Materials and methods: Five women and 12 men 18 to 84 years with proved eosinophilic cystitis were treated in a 23-year period. Some combination of hematuria, irritative voiding, dysuria and suprapubic pain was present in 14 cases (82%). The remaining 3 patients (18%) were asymptomatic and the diagnosis was made by cystoscopy done because of a history of bladder carcinoma. Available data included no peripheral eosinophilia in 10 of 10 patients studied, pyuria in 12 (92%), microhematuria in 11 of 13 (84%), sterile urine in all 17, abnormal urine cytology in 2 of 17 (12%), bilateral hydronephrosis in 1 and a bladder mass or thickening in 2. Cystoscopy showed erythema in all cases and tumor-like lesions or edema in 3 (17.6%). Histological studies revealed eosinophilic cystitis in all 17 patients, while in 1 with no history of bladder carcinoma eosinophilic cystitis coexisted with carcinoma.
Results: Two patients were lost to followup and the remaining 15 were followed 1 to 37 months. After biopsy and fulguration of the lesions 10 patients received no further treatment, including 6 with complete symptom resolution and 1 with improvement.
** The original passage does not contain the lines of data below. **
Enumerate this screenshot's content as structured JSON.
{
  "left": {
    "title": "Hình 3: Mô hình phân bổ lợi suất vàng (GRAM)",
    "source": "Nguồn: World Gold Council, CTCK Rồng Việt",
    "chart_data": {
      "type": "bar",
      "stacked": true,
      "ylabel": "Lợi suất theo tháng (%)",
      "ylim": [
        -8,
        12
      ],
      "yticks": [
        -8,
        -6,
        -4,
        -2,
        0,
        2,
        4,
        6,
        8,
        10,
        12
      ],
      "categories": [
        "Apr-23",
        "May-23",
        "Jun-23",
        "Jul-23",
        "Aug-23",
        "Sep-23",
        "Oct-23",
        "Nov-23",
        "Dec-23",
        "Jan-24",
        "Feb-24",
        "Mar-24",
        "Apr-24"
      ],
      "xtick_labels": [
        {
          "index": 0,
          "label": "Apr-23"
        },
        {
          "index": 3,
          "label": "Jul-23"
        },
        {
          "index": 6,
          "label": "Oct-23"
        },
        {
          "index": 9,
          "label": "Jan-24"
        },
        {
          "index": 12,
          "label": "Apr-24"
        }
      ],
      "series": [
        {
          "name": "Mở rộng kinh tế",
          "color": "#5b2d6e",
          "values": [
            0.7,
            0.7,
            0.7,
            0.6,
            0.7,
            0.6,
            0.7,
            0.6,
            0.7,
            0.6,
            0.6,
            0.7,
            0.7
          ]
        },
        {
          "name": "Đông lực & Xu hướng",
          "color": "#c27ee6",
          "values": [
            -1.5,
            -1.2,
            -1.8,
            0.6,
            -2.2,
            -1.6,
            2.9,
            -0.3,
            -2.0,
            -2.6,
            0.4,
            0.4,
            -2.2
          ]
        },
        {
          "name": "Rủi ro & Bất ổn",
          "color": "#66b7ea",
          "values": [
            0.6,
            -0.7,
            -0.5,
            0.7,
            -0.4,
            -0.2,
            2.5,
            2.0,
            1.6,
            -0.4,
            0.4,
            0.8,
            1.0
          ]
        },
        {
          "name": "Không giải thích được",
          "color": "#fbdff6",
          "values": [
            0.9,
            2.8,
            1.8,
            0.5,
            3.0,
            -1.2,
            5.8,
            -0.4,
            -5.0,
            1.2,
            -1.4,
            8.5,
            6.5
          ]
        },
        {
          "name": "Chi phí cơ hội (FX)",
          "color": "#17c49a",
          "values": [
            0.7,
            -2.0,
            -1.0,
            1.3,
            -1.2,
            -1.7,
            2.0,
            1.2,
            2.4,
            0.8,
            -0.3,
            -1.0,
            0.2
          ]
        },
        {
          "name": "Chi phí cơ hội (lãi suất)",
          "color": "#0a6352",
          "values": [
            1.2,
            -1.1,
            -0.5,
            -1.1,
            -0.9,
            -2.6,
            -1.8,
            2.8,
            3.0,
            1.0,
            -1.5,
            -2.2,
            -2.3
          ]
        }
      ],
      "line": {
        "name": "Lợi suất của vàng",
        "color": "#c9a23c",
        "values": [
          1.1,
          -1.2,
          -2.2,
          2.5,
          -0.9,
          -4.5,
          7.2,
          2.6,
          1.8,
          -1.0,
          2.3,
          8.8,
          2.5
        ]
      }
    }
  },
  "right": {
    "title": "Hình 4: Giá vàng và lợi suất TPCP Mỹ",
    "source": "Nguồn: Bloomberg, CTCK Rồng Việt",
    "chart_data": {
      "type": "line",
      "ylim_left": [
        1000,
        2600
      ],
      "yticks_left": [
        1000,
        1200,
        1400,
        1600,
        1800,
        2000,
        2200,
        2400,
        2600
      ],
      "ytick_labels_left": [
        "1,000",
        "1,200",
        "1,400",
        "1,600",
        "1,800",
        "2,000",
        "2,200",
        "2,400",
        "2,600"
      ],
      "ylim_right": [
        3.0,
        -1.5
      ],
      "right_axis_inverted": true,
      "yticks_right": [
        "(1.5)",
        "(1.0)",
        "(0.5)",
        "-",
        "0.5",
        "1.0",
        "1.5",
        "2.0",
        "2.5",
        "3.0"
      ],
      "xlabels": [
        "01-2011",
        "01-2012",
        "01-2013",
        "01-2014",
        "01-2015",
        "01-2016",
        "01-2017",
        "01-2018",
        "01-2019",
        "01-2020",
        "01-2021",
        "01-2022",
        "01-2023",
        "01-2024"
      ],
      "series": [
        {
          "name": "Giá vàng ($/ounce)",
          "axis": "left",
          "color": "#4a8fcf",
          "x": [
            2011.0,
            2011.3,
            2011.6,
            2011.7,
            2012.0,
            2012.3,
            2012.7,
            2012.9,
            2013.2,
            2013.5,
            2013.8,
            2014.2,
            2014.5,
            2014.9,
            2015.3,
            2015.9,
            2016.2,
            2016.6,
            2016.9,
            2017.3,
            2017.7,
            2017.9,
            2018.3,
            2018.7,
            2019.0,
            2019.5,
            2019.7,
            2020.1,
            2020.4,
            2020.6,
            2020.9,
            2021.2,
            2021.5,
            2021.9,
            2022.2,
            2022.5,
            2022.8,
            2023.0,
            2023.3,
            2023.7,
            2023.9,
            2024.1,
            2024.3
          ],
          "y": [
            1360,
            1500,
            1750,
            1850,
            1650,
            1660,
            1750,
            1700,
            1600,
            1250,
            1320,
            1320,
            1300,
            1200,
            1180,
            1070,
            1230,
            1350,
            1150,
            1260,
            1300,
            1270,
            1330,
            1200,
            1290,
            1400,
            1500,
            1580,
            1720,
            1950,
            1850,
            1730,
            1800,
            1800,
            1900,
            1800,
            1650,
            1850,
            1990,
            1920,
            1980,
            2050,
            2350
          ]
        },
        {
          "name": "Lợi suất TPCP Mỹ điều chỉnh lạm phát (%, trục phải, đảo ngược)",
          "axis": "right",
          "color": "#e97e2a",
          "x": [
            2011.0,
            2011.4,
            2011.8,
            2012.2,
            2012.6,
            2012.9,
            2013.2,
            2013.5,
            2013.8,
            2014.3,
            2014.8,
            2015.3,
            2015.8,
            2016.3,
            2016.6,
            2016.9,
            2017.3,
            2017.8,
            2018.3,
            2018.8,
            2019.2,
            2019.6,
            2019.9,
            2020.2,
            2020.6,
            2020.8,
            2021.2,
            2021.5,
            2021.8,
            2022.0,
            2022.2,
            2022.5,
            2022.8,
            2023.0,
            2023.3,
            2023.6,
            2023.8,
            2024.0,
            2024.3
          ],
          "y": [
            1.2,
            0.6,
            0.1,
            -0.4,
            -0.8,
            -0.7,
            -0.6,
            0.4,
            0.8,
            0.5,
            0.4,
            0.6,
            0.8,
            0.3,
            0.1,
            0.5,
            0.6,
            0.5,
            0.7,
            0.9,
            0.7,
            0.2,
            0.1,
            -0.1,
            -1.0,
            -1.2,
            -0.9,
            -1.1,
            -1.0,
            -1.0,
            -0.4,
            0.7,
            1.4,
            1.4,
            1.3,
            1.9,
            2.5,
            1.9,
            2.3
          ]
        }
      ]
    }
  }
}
The 3 asymptomatic patients with a history of bladder carcinoma remained asymptomatic and disease-free. Another 4 patients underwent medical therapy and improved, of whom 1 had recurrence that was successfully re-treated medically. The remaining patient, who was symptomatic, underwent cystoprostatectomy for end stage bladder disease.
Conclusions: Manifestations of eosinophilic cystitis indistinguishably mimic those of other inflammatory and malignant bladder disorders that may precede or coexist with it. The condition usually follows a benign course in most cases but occasionally its relentless progression causes crippling disease.